How do you feel about your company’s product vision, product strategy and product roadmap?
These are high-leverage areas where many companies could sharpen their thinking and ways of working to become more effective.
One of my favourite product management experts, Marty Cagan (author of Inspired), was recently interviewed on the ‘This Is Product Management’ podcast about these topics and gave some great advice.
Here are my takeaways from his interview.
Product Vision
- “It’s the future you’re trying to create.”
- It’s your most powerful tool for recruiting a great product development team.
- Looks a minimum of 2 years ahead; more often, 5-10 years.
- Gives team a common objective, e.g. “a marketplace for buying anything from anyone, any time, anywhere.”
- Needs to be compelling and capable of motivating a team for many years.
- In a startup, it’s usually the responsibility of one of the co-founders; in a larger company, typically the head of product.
Product Strategy
- Path to achieving the product vision.
- Not the same as a product roadmap.
- Can be a series of product/market fits, e.g. sequence of vertical markets you’re going to go after.
- Can be a series of geographies.
- Could be more complex, e.g. first provide an API, then services, then access to data gathered through providing those services.
Product Roadmap
- Marty doesn’t like typical roadmaps (in the sense of a prioritised list of features and projects); he views them as analogous to a big up-front business plan — the antithesis of lean startup ideas. Many of the assumptions underlying them will be wrong.
- Instead, he recommends giving teams a prioritised set of business problems to solve.
- e.g. “It takes us two months to get a new customer live. Figure out how to reduce that by half.”
- Teams then figure out themselves what solutions to try in which order, test those solutions, and iterate as necessary.
- When the wider business needs dates (note: not everything needs a date), Marty recommends doing discovery first to figure out what solution will work for the business and for its customers. Then, give a date based on that solution.
Prioritisation
Three steps:
- As mentioned above, give teams a set of prioritised business problems to solve each quarter.
- Good teams will have lots of ideas about how to address these.
- Team prioritises the potential solutions based on their experience and insights.
Marty recommends three techniques for framing the opportunities.
- Ask four framing questions —
- What problem are you trying to solve for the customer?
- What problem are you solving for the business?
- How will you measure the results?
- Who’s the target market?
- Amazon-style internal press release — imagine the press release you’d write when the potential product was released.
- Startup canvas — good for whole new product lines; has largely taken the place of the old-style business case.
Discovery
Typically, product managers and designers spend most of their time doing discovery, i.e. finding solutions that actually solve the problem. This addresses the ‘big four risks of product’:
- Value Risk — Will people buy / choose to use it?
- Usability Risk — Can they figure out how to use?
- Technology Feasibility Risk — Can we build it?

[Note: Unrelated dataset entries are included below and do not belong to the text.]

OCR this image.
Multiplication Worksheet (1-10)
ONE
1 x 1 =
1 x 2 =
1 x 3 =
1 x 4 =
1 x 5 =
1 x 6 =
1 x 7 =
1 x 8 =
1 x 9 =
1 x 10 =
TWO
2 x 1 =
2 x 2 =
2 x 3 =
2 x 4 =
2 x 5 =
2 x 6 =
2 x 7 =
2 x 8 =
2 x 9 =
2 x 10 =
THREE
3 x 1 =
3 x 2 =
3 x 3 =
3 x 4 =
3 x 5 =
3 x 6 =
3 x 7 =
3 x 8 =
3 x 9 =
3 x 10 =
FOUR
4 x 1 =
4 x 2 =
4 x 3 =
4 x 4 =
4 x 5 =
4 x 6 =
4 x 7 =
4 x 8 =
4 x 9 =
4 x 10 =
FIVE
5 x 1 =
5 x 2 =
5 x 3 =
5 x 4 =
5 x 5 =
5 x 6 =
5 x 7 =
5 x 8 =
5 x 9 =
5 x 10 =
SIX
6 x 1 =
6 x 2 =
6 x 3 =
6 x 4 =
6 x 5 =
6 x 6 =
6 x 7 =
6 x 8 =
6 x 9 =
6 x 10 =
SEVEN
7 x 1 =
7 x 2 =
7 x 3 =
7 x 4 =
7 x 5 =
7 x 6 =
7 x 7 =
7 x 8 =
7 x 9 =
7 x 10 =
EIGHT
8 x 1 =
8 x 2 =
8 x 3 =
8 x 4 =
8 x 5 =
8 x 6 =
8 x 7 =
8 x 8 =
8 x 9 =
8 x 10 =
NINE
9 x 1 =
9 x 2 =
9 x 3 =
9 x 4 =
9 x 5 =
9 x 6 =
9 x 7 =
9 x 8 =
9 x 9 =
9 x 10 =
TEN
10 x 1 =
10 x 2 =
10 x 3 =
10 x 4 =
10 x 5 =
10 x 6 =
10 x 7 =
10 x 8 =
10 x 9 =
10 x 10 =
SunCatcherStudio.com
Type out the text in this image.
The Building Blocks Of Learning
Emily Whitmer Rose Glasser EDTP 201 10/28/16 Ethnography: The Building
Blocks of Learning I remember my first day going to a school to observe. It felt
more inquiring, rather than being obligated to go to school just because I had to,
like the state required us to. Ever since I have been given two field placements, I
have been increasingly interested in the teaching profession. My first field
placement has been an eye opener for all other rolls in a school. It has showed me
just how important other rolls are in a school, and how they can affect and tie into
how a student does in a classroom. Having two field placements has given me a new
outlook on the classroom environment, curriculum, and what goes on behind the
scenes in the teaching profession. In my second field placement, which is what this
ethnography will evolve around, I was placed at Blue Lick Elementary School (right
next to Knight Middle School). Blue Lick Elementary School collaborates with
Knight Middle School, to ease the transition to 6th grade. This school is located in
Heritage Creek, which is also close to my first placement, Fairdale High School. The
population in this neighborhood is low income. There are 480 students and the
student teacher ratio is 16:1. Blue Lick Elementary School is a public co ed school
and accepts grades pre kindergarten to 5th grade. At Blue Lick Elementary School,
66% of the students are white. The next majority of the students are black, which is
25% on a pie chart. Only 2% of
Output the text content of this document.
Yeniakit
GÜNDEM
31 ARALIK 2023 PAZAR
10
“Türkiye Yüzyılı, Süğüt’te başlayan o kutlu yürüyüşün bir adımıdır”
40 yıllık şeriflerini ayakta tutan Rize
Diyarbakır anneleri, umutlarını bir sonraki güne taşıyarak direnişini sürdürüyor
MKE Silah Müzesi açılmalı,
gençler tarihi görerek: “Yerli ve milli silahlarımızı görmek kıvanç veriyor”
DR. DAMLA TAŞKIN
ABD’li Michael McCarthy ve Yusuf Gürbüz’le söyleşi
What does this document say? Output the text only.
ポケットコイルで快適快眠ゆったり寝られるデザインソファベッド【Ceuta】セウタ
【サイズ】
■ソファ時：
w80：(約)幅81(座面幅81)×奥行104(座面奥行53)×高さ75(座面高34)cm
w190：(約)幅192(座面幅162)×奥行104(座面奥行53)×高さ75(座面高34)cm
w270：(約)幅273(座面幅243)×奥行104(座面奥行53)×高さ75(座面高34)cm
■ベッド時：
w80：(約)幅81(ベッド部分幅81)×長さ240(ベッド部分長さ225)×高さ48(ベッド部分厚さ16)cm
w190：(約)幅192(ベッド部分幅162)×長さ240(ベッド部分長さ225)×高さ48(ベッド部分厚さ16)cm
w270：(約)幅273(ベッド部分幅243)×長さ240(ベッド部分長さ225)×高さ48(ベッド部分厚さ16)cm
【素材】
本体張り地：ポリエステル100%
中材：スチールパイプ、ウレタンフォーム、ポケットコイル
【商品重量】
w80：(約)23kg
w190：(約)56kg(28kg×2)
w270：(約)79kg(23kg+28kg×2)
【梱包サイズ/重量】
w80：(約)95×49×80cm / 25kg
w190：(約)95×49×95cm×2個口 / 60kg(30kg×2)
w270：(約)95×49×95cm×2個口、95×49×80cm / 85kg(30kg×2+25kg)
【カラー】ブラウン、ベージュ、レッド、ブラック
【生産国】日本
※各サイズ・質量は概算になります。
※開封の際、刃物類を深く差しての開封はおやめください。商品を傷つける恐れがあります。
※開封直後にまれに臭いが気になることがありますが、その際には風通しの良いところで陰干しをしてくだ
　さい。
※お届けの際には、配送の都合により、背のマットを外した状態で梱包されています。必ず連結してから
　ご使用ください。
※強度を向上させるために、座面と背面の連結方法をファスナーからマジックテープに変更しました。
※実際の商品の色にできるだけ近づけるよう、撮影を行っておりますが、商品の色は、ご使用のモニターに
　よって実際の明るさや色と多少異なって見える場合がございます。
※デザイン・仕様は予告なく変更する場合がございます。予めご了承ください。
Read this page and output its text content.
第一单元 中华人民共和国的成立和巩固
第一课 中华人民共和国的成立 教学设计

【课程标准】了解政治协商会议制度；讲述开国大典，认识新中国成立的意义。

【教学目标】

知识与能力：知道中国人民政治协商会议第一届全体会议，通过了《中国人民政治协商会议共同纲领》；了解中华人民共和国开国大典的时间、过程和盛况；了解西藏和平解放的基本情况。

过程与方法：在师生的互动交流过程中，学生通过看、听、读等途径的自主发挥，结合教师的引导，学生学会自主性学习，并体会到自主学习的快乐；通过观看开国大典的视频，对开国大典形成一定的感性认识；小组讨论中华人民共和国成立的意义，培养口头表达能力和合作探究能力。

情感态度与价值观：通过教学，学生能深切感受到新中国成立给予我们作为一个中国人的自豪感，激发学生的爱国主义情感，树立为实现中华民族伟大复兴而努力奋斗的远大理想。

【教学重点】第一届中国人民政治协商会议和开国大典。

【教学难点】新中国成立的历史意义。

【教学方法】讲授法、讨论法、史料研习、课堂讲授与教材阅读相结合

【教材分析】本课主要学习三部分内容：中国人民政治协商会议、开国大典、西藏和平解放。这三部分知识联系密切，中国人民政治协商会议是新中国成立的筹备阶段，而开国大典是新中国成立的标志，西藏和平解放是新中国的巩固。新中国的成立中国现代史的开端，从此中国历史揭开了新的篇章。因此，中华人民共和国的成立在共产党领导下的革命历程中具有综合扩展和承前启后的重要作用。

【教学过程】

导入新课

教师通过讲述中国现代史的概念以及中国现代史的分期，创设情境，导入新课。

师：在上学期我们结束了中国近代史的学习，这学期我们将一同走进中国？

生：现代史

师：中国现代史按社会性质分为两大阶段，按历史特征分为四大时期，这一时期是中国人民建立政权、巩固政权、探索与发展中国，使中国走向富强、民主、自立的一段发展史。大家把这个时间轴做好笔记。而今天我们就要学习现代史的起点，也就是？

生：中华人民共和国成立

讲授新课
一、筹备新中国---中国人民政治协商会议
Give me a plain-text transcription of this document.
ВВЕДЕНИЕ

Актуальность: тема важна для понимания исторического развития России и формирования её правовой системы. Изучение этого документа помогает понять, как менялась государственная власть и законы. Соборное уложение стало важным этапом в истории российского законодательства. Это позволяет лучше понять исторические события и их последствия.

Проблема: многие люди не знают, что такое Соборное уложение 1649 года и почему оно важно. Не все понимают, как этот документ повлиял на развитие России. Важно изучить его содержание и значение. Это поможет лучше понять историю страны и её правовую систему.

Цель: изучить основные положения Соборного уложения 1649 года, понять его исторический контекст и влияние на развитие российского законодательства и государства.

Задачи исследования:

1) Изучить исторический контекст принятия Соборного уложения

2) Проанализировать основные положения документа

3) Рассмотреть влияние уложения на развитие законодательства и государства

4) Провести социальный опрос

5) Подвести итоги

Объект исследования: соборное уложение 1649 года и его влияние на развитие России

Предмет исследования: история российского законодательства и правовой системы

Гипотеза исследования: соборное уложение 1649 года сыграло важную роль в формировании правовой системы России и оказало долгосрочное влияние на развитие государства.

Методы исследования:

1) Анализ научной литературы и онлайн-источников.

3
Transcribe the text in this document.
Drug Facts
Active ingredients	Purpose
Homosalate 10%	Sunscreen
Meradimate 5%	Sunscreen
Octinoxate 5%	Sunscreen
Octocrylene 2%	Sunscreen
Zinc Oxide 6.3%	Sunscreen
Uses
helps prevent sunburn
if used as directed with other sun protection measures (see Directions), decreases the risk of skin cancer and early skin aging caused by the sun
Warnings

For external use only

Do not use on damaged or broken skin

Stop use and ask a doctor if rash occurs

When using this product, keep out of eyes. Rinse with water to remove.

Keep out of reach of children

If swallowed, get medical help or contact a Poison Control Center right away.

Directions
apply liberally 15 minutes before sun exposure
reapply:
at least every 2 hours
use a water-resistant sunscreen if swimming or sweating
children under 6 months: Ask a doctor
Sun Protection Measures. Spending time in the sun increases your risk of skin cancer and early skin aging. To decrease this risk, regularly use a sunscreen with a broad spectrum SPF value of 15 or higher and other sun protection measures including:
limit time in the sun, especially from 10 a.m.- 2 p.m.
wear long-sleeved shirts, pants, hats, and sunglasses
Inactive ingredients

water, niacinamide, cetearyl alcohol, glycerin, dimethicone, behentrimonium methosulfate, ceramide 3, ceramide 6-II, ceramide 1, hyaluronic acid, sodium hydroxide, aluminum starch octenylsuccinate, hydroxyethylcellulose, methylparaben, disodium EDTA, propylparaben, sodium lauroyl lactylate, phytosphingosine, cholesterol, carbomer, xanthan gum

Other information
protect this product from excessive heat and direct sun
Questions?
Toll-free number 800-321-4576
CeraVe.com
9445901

- Business Viability Risk — Do we have a way to get this to market?
Probably 5% of the work for PMs is vision, strategy and prioritisation. The rest (95%) is discovery.
Getting Out of the Office
- Marty recommends most product teams spend much more time out of the office meeting with users.
- He doesn’t do focus groups or requirements gathering. Instead, does interviewing, prototype testing, etc.
- He recommends a minimum of 3 customer sessions per week with a typical session being about an hour.
Three ways to get in front of customers:
- Visit them where they use your product
- Meet them at trade shows / wherever your customers congregate
- Meet at Starbucks
Other Tips:
- Read Principles by Ray Dalio.
- Turn your phone to airplane mode so you can get some focussed work done.